Le chalet couvert de neige nous attendait au bord du lac. Pas d’eau courante, bécosse dans la cour, il s’agissait là d’une vraie expérience qui n’avait pas grand chose de dépaysant. Le sauna finlandais chauffé au bois était proprement exquis et valait vraiment le détour. Nous avons passé la semaine à popotter, écouter des films, jouer aux cartes, profiter du grand air et passer du bon temps avec les amis d’Anna. Nous sommes allé skier à Ruka, petite montagne de la taille de Val St-Come, ressemblant à une protubérance volcanique dans la plaine polaire. Le vent devait souffler à pres de 80 km/h au sommet, contribuant ainsi à épaissir la croûte de glace sur toutes les structures se trouvant au sommet. Les couchers de soleil dans le cercle polaire sont absolument merveilleux. L’air froid dissipe la lumière différemment, avec l’horizon entier couvert d,une chaude couleur pêche, tout en contrastant lentement vers le bleu azur du zenith. (Je suis pitoyable, je n’ai pas de photo… Mon appareil n’aurait pas aimé une journée de ski à -20 degrés dans mon sac).
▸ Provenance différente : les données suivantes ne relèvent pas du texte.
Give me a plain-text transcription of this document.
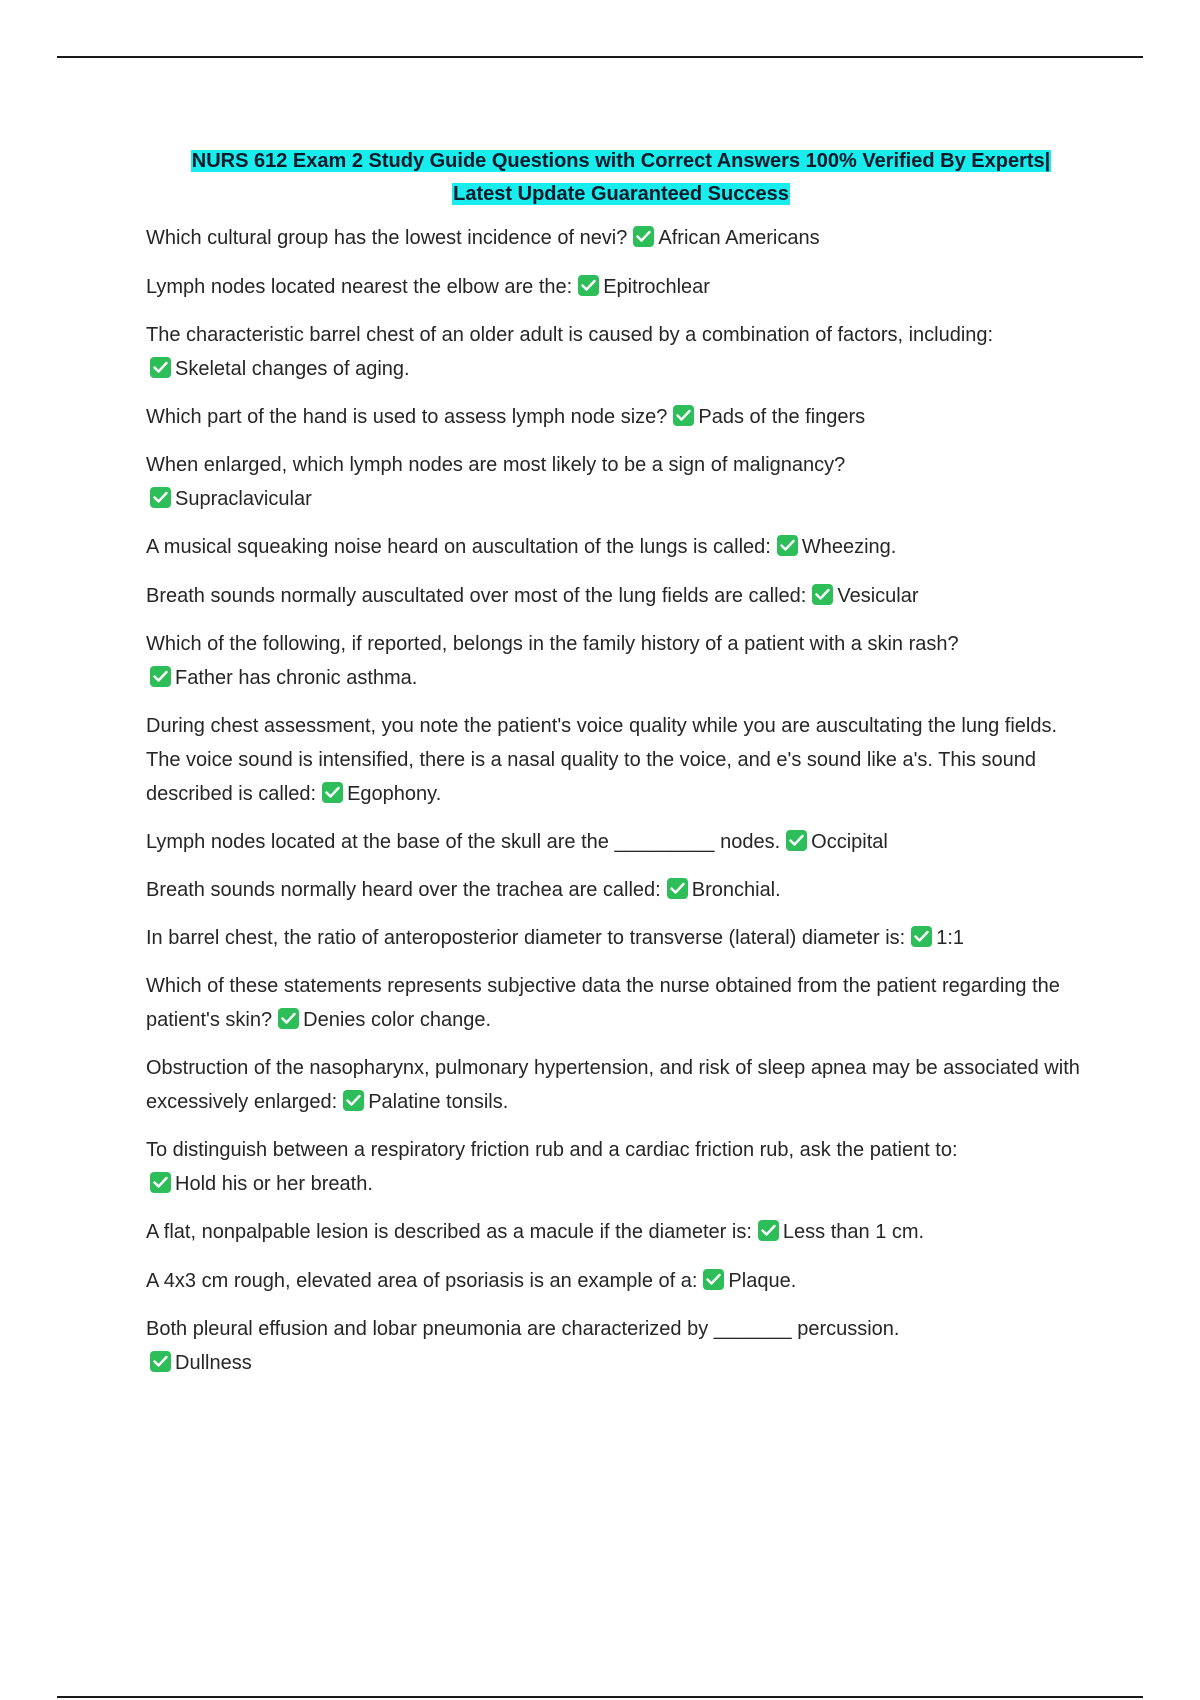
NURS 612 Exam 2 Study Guide Questions with Correct Answers 100% Verified By Experts|
Latest Update Guaranteed Success

Which cultural group has the lowest incidence of nevi? African Americans

Lymph nodes located nearest the elbow are the: Epitrochlear

The characteristic barrel chest of an older adult is caused by a combination of factors, including:

Skeletal changes of aging.

Which part of the hand is used to assess lymph node size? Pads of the fingers

When enlarged, which lymph nodes are most likely to be a sign of malignancy?

Supraclavicular

A musical squeaking noise heard on auscultation of the lungs is called: Wheezing.

Breath sounds normally auscultated over most of the lung fields are called: Vesicular

Which of the following, if reported, belongs in the family history of a patient with a skin rash?

Father has chronic asthma.

During chest assessment, you note the patient's voice quality while you are auscultating the lung fields. The voice sound is intensified, there is a nasal quality to the voice, and e's sound like a's. This sound described is called: Egophony.

Lymph nodes located at the base of the skull are the _________ nodes. Occipital

Breath sounds normally heard over the trachea are called: Bronchial.

In barrel chest, the ratio of anteroposterior diameter to transverse (lateral) diameter is: 1:1

Which of these statements represents subjective data the nurse obtained from the patient regarding the patient's skin? Denies color change.

Obstruction of the nasopharynx, pulmonary hypertension, and risk of sleep apnea may be associated with excessively enlarged: Palatine tonsils.

To distinguish between a respiratory friction rub and a cardiac friction rub, ask the patient to:

Hold his or her breath.

A flat, nonpalpable lesion is described as a macule if the diameter is: Less than 1 cm.

A 4x3 cm rough, elevated area of psoriasis is an example of a: Plaque.

Both pleural effusion and lobar pneumonia are characterized by _______ percussion.

Dullness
Nous avons regardé le film “Diarios de Motocicleta”, film décrivant l’épopée du Che à travers l’Amérique du Sud. J’ai vu le film plusieurs fois et j’ai même lu les mémoires orignaux du Che qui ont servi à réaliser ce film. Tout en restant on ne peux plus humble, en plus de demeurer critique face aux moyens empruntés par les révolutionnaires à Cuba, je me vois inspiré par cet homme. À ma manière, je pars à la découverte d’un continent aussi. Je désire comprendre ces gens, je désire décrypter ce qui les motive, ce qui les rends différents. Aussi, les aventures du Che me motivent. Ils me motivent à toujours garder la flamme. À toujours croire en ses rêves.
Nous sommes maintenant de retour à Raahe, la ville natale d’Anna, à quelques mètres su Golphe de Botnie. Quelques jours encore ici, et je serai de retour au royaume de Borlänge…
PS. Une heure de soleil par jour, ca ne fait pas beaucoup pour les photos. Pardon!